In March 2025, al-Jafarawi's Instagram account was suspended "indefinitely", forcing him to use a backup account.

In late September 2025, al-Jafarawi's followers raised alarm after the Israel Defense Forces Arabic-language spokesperson Avichay Adraee alleged that al-Jafarawi was affiliated with Hamas. His followers feared that, like other Palestinian journalists in Gaza accused of associations with Hamas, al-Jafarawi could be targeted in the near future. They drew comparison to the journalist Anas al-Sharif, who was targeted and killed in Gaza by Israel with similar allegations.

== Death ==
On 12 October 2025, al-Jafarawi was shot and killed by Doghmush clan members amid clashes with Hamas in Sabra, Gaza City. (Note: Sources mislabel his age as "28".) Palestinian sources have indicated that there were confrontations in Hasher Sabra involving Hamas security personnel and members of the Daghmush tribe; however, local authorities have yet to verify this information.

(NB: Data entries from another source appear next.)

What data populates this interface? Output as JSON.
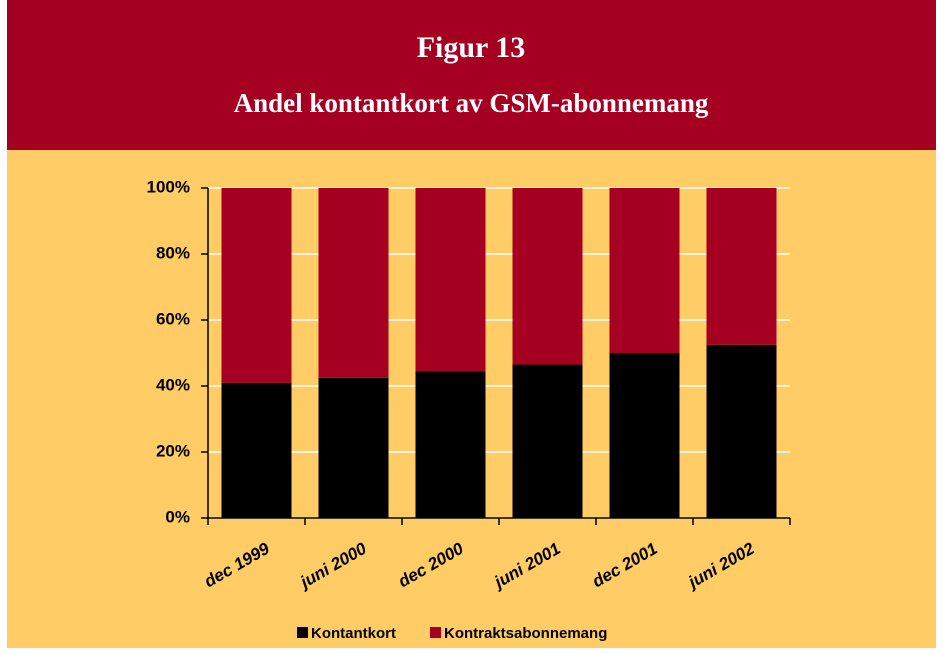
{
  "chart_data": {
    "type": "stacked_bar",
    "title": "Figur 13",
    "subtitle": "Andel kontantkort av GSM-abonnemang",
    "categories": [
      "dec 1999",
      "juni 2000",
      "dec 2000",
      "juni 2001",
      "dec 2001",
      "juni 2002"
    ],
    "series": [
      {
        "name": "Kontantkort",
        "color": "#000000",
        "values": [
          41,
          42.5,
          44.5,
          46.5,
          50,
          52.5
        ]
      },
      {
        "name": "Kontraktsabonnemang",
        "color": "#A50021",
        "values": [
          59,
          57.5,
          55.5,
          53.5,
          50,
          47.5
        ]
      }
    ],
    "ylim": [
      0,
      100
    ],
    "yticks": [
      {
        "value": 0,
        "label": "0%"
      },
      {
        "value": 20,
        "label": "20%"
      },
      {
        "value": 40,
        "label": "40%"
      },
      {
        "value": 60,
        "label": "60%"
      },
      {
        "value": 80,
        "label": "80%"
      },
      {
        "value": 100,
        "label": "100%"
      }
    ],
    "grid": true,
    "legend": "bottom"
  }
}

After his death, Instagram removed al-Jafarawi's account which had 4.5 million followers at the time of his death as well as its digital archives from the Wayback Machine. According to Meta, they justified the erasure of al-Jafarawi's account under its policy on "dangerous organizations and individuals." TRT World wrote that this justification has repeatedly been used to purge pro-Palestinian journalists and activists from its platforms.